A year ago this month, the unthinkable happened. The beachfront condo property in Surfside that collapsed June 24, 2021, has developers in coastal communities—where weather and exposure have taken their toll—proceeding with caution. Long-term safety in building construction is a fraught issue, especially considering the continuing rise in population across the state, resulting in increased demand for new housing … which definitely includes high-rises along the coast.

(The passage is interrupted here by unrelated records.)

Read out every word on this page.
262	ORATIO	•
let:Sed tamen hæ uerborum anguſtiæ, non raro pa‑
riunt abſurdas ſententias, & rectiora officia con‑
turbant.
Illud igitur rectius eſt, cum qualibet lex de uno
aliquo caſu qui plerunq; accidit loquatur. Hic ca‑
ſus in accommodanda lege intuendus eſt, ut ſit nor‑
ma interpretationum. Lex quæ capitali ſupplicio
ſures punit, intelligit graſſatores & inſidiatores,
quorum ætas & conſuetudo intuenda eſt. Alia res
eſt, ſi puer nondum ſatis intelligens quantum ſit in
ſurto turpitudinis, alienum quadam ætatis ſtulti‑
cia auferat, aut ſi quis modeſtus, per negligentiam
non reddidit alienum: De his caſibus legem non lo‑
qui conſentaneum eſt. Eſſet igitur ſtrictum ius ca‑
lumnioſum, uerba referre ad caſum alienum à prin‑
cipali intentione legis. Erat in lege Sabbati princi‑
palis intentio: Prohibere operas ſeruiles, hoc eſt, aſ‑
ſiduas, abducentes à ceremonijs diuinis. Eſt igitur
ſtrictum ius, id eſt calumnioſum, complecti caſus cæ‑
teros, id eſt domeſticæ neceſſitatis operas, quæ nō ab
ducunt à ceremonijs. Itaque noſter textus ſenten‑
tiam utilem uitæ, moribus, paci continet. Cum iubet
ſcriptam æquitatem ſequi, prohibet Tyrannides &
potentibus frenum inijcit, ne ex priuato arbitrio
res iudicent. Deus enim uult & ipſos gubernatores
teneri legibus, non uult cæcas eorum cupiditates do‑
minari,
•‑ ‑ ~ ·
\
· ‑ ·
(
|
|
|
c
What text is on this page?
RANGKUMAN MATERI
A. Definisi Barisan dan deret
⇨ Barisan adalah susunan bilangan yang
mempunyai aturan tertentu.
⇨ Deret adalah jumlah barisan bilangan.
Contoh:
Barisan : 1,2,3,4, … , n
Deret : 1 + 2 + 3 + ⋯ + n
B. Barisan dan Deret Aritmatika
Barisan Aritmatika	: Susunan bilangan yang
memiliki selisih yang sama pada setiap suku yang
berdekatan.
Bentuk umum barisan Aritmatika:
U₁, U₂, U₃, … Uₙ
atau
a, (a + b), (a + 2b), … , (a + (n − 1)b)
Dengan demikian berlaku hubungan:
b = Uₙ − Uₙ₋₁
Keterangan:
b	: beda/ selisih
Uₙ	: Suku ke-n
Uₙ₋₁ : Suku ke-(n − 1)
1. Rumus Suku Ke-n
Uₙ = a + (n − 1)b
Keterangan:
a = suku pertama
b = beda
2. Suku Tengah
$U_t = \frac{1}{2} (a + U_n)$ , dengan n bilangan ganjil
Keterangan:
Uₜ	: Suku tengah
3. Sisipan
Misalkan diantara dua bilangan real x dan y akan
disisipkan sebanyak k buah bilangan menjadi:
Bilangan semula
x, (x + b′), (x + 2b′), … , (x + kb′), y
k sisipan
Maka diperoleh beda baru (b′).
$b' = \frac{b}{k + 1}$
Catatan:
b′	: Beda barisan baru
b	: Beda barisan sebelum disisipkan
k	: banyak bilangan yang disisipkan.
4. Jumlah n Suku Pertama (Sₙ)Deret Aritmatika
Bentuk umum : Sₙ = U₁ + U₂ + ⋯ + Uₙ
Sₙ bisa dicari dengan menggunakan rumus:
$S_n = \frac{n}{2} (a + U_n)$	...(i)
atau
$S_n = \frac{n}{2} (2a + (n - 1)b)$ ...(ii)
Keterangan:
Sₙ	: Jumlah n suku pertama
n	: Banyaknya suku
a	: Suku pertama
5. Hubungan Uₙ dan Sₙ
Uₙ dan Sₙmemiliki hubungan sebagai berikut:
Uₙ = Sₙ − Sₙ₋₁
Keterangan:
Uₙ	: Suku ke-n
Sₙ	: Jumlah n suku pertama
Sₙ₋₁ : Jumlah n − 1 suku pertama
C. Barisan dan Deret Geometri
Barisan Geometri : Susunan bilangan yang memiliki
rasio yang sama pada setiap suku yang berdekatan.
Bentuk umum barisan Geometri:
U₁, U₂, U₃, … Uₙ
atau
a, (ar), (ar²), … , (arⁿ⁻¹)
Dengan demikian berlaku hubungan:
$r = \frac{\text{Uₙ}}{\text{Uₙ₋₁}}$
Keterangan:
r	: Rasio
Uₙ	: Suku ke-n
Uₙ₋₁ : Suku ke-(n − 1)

Lawmakers were called to action but failed to act. Since HB 7069 failed earlier this year, neglecting to address the need for a statewide mandate to inspect existing buildings and reform condominium regulations, contractors in Southwest Florida are working with homeowners and condominium associations to follow best practices moving forward. Read more about what the industry is facing, and what’s happening with 40- to 50-year-old structures that were built prior to current building codes, on page 38.

While housing continues to be a pressing issue on land, businesses face other persistent challenges at sea. The commercial fishing industry is an important part of the state economy, obviously, but it doesn’t operate in a vacuum. The National Oceanic and Atmospheric Administration and the Gulf Council have the task of balancing the interests of commercial fishermen, recreational fishermen, marine scientists and the species in the Gulf. Last month, NOAA Fisheries approved Amendment 53, which rebalances the allocation of red grouper away from commercial fishermen in favor of recreational fishermen. Now, commercial fishermen are allocated 59.3% of the total quota, while recreational fishermen are allocated 40.7%—which results in commercial fishermen losing out on 630,000 pounds of red grouper a year. Read more about the challenges this poses to our local fishing industry on page 46, and remember to ask your local grocer and restaurant server where your fish comes from. You might be surprised at the answer.

Local industries are always on our minds, and this month it’s in the best possible way: This issue of Gulfshore Business highlights the Best Places to Work in Southwest Florida. Sixteen companies made the inaugural cut, and we’re thrilled to share with you a few of each workplace’s secrets to keeping their employees happy and energized, as well as productive (page 60).

Next month, we’ll delve into the numbers from what was, somewhat remarkably, a banner Season for most area businesses. Until then, make the best of summer and the rainy season.